Charlottesville AM radio stations:
- WKCI 970 News
- WINA 1070 News/Talk
- WCHV 1260 News/Talk
- WVCV 1340 Oldies
- WKAV 1400 Sports
Charlottesville's FM radio stations:
- WVTW 88.5 Public Radio
- WVTU 89.3 Public Radio
- WTJU 91.1 UVA jazz, classical, eclectic
- WUVA 92.7 Urban Contemporary
- WQMZ 95.1 Hot AC
- WWWV 97.5 Classic Rock
- WHTE 101.9 Top-40
- WSUH 102.3 Classic Hits
- WCJZ 107.5 Smooth Jazz
Charlottesville's local television stations:
- WCAV CBS
- WVIR NBC
- WHTJ/WCVE PBS
- WAHU FOX
- WVAW ABC
Newspapers serving Charlottesville include:
- Cavalier Daily, the UVA student-run paper.
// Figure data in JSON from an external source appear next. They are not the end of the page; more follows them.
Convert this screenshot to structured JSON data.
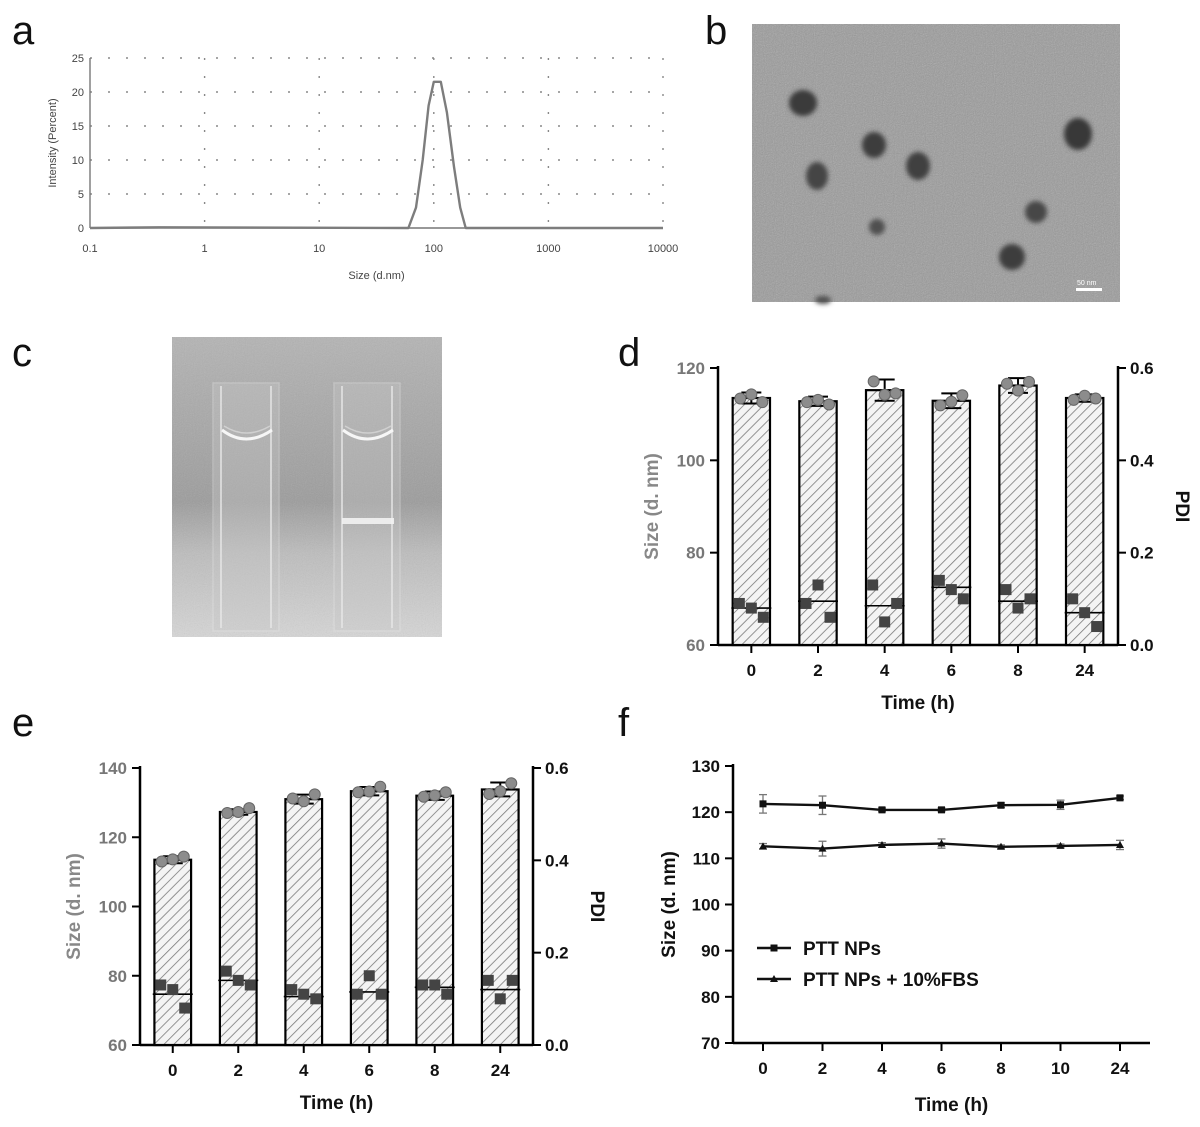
{
  "panels": {
    "a": "a",
    "b": "b",
    "c": "c",
    "d": "d",
    "e": "e",
    "f": "f"
  },
  "tem_scale_label": "50 nm",
  "colors": {
    "bar_hatch": "#7a7a7a",
    "size_point": "#8c8c8c",
    "pdi_point": "#444444",
    "line": "#111111",
    "distribution": "#7d7d7d"
  },
  "chart_data": [
    {
      "panel": "a",
      "type": "line",
      "title": "",
      "xlabel": "Size (d.nm)",
      "ylabel": "Intensity (Percent)",
      "xscale": "log",
      "xlim": [
        0.1,
        10000
      ],
      "ylim": [
        0,
        25
      ],
      "xticks": [
        0.1,
        1,
        10,
        100,
        1000,
        10000
      ],
      "xtick_labels": [
        "0.1",
        "1",
        "10",
        "100",
        "1000",
        "10000"
      ],
      "yticks": [
        0,
        5,
        10,
        15,
        20,
        25
      ],
      "ytick_labels": [
        "0",
        "5",
        "10",
        "15",
        "20",
        "25"
      ],
      "grid": true,
      "x": [
        0.1,
        0.4,
        60,
        70,
        80,
        90,
        100,
        115,
        130,
        150,
        170,
        190,
        10000
      ],
      "y": [
        0,
        0.1,
        0,
        3,
        10,
        18,
        21.5,
        21.5,
        17,
        9,
        3,
        0,
        0
      ]
    },
    {
      "panel": "d",
      "type": "bar",
      "categories": [
        "0",
        "2",
        "4",
        "6",
        "8",
        "24"
      ],
      "xlabel": "Time (h)",
      "ylabel": "Size (d. nm)",
      "ylabel_right": "PDI",
      "ylim": [
        60,
        120
      ],
      "yticks": [
        60,
        80,
        100,
        120
      ],
      "ytick_labels": [
        "60",
        "80",
        "100",
        "120"
      ],
      "ylim_right": [
        0,
        0.6
      ],
      "yticks_right": [
        0,
        0.2,
        0.4,
        0.6
      ],
      "ytick_labels_right": [
        "0.0",
        "0.2",
        "0.4",
        "0.6"
      ],
      "size_mean": [
        113.5,
        112.8,
        115.2,
        112.9,
        116.2,
        113.5
      ],
      "size_err": [
        1.2,
        1.0,
        2.3,
        1.6,
        1.6,
        0.8
      ],
      "size_points": [
        [
          113.4,
          114.3,
          112.6
        ],
        [
          112.6,
          113.1,
          112.1
        ],
        [
          117.1,
          114.2,
          114.5
        ],
        [
          111.9,
          112.7,
          114.1
        ],
        [
          116.6,
          115.1,
          117.0
        ],
        [
          113.1,
          114.0,
          113.4
        ]
      ],
      "pdi_mean": [
        0.08,
        0.095,
        0.085,
        0.125,
        0.095,
        0.07
      ],
      "pdi_points": [
        [
          0.09,
          0.08,
          0.06
        ],
        [
          0.09,
          0.13,
          0.06
        ],
        [
          0.13,
          0.05,
          0.09
        ],
        [
          0.14,
          0.12,
          0.1
        ],
        [
          0.12,
          0.08,
          0.1
        ],
        [
          0.1,
          0.07,
          0.04
        ]
      ]
    },
    {
      "panel": "e",
      "type": "bar",
      "categories": [
        "0",
        "2",
        "4",
        "6",
        "8",
        "24"
      ],
      "xlabel": "Time (h)",
      "ylabel": "Size (d. nm)",
      "ylabel_right": "PDI",
      "ylim": [
        60,
        140
      ],
      "yticks": [
        60,
        80,
        100,
        120,
        140
      ],
      "ytick_labels": [
        "60",
        "80",
        "100",
        "120",
        "140"
      ],
      "ylim_right": [
        0,
        0.6
      ],
      "yticks_right": [
        0,
        0.2,
        0.4,
        0.6
      ],
      "ytick_labels_right": [
        "0.0",
        "0.2",
        "0.4",
        "0.6"
      ],
      "size_mean": [
        113.5,
        127.3,
        131.0,
        133.3,
        132.0,
        133.8
      ],
      "size_err": [
        1.0,
        0.8,
        1.3,
        1.2,
        1.2,
        2.0
      ],
      "size_points": [
        [
          113.0,
          113.6,
          114.4
        ],
        [
          127.0,
          127.3,
          128.4
        ],
        [
          131.2,
          130.4,
          132.4
        ],
        [
          133.0,
          133.2,
          134.6
        ],
        [
          131.7,
          132.1,
          133.0
        ],
        [
          132.5,
          133.3,
          135.6
        ]
      ],
      "pdi_mean": [
        0.11,
        0.14,
        0.105,
        0.115,
        0.125,
        0.12
      ],
      "pdi_points": [
        [
          0.13,
          0.12,
          0.08
        ],
        [
          0.16,
          0.14,
          0.13
        ],
        [
          0.12,
          0.11,
          0.1
        ],
        [
          0.11,
          0.15,
          0.11
        ],
        [
          0.13,
          0.13,
          0.11
        ],
        [
          0.14,
          0.1,
          0.14
        ]
      ]
    },
    {
      "panel": "f",
      "type": "line",
      "categories": [
        "0",
        "2",
        "4",
        "6",
        "8",
        "10",
        "24"
      ],
      "xlabel": "Time (h)",
      "ylabel": "Size (d. nm)",
      "ylim": [
        70,
        130
      ],
      "yticks": [
        70,
        80,
        90,
        100,
        110,
        120,
        130
      ],
      "ytick_labels": [
        "70",
        "80",
        "90",
        "100",
        "110",
        "120",
        "130"
      ],
      "legend_position": "center-left",
      "series": [
        {
          "name": "PTT NPs",
          "marker": "square",
          "values": [
            121.8,
            121.5,
            120.5,
            120.5,
            121.5,
            121.6,
            123.1
          ],
          "err": [
            2.0,
            2.0,
            0.4,
            0.4,
            0.5,
            1.0,
            0.4
          ]
        },
        {
          "name": "PTT NPs + 10%FBS",
          "marker": "triangle",
          "values": [
            112.6,
            112.1,
            112.9,
            113.2,
            112.5,
            112.7,
            112.9
          ],
          "err": [
            0.6,
            1.6,
            0.5,
            1.0,
            0.4,
            0.4,
            1.0
          ]
        }
      ]
    }
  ]
}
- C-Ville Weekly, an independent paper with a focus on local music.
- Daily Progress, a Media General daily newspaper.
- The Hook, an independent weekly noted for investigative features.
DID YOU KNOW?
- Charlottesville was home to three of the first five presidents of the United States: Thomas Jefferson, James Madison and James Monroe.
- For insurance purposes, Thomas Jefferson in 1800 estimated the value of Monticello and its outbuildings at $6,300.
- Charlottesville was named in honor of Princess Charlotte, who became queen of England when she married King George III in 1761.
- Edgar Allan Poe attended the University of Virginia in 1826. It's possible he mingled with Thomas Jefferson, who often dined with students.
- The Charlottesville area has its share of celebrities, including actress Sissy Spacek, former football player Howie Long, author John Grisham and former poet laureate Rita Dove.
- In 2004, Frommer's declared Charlottesville the No. 1 City in America because of its low unemployment and crime rates, good health care, temperate climate and cultural amenities.
- Many of the area's names refer to its colonial-era past. Barracks, now a road and shopping center, was once a camp that housed British and German prisoners during the Revolutionary War.
- Charlottesville's Downtown Mall on East Main was "Three Notch'd Road" when the town officially became a city in 1888.
- According to Virginia law, you may not engage in business on Sundays; however, the law makes exceptions for nearly every industry.
- In Virginia, no animal may be hunted on Sunday with the exception of raccoons, which may be hunted until 2 a.m.
- In 1962, police radar detectors became illegal in Virginia.
- Ash Lawn-Highland, the home of former President James Monroe and his wife, Elizabeth, is now a historical museum, 535-acre working farm and performing arts site.
- The land of Jefferson Vineyards was a vineyard in Jefferson's day as well. Jefferson invested in a vineyard headed up by Italian winemaker Fillipo Mazzei.
- In the late 18th century, Charlottesville's courthouse served as a community center, house of worship and nucleus for political life.
- Newspaper accounts from June 10, 1902, asserted that there were more than 100 unmarked Confederate graves in Maplewood Cemetery.
- There are no formal paths, walkways or streets at Maplewood Cemetery, unlike most garden cemeteries today. Stones and gravesites are laid out irregularly throughout the property.
- During the Civil War, Charlottesville provided the Confederate war effort with swords, uniforms, artificial limbs and a 500-bed military hospital.
- The Charlottesville Manufacturing Co. produced uniforms during the Civil War designed especially for the Albemarle Light Horse Cavalry, including jackets for $2.75 and pants for $1.50.
- Pulitzer and Nobel Prize winner William Faulkner became the first writer-in-residence at the University of Virginia in 1957.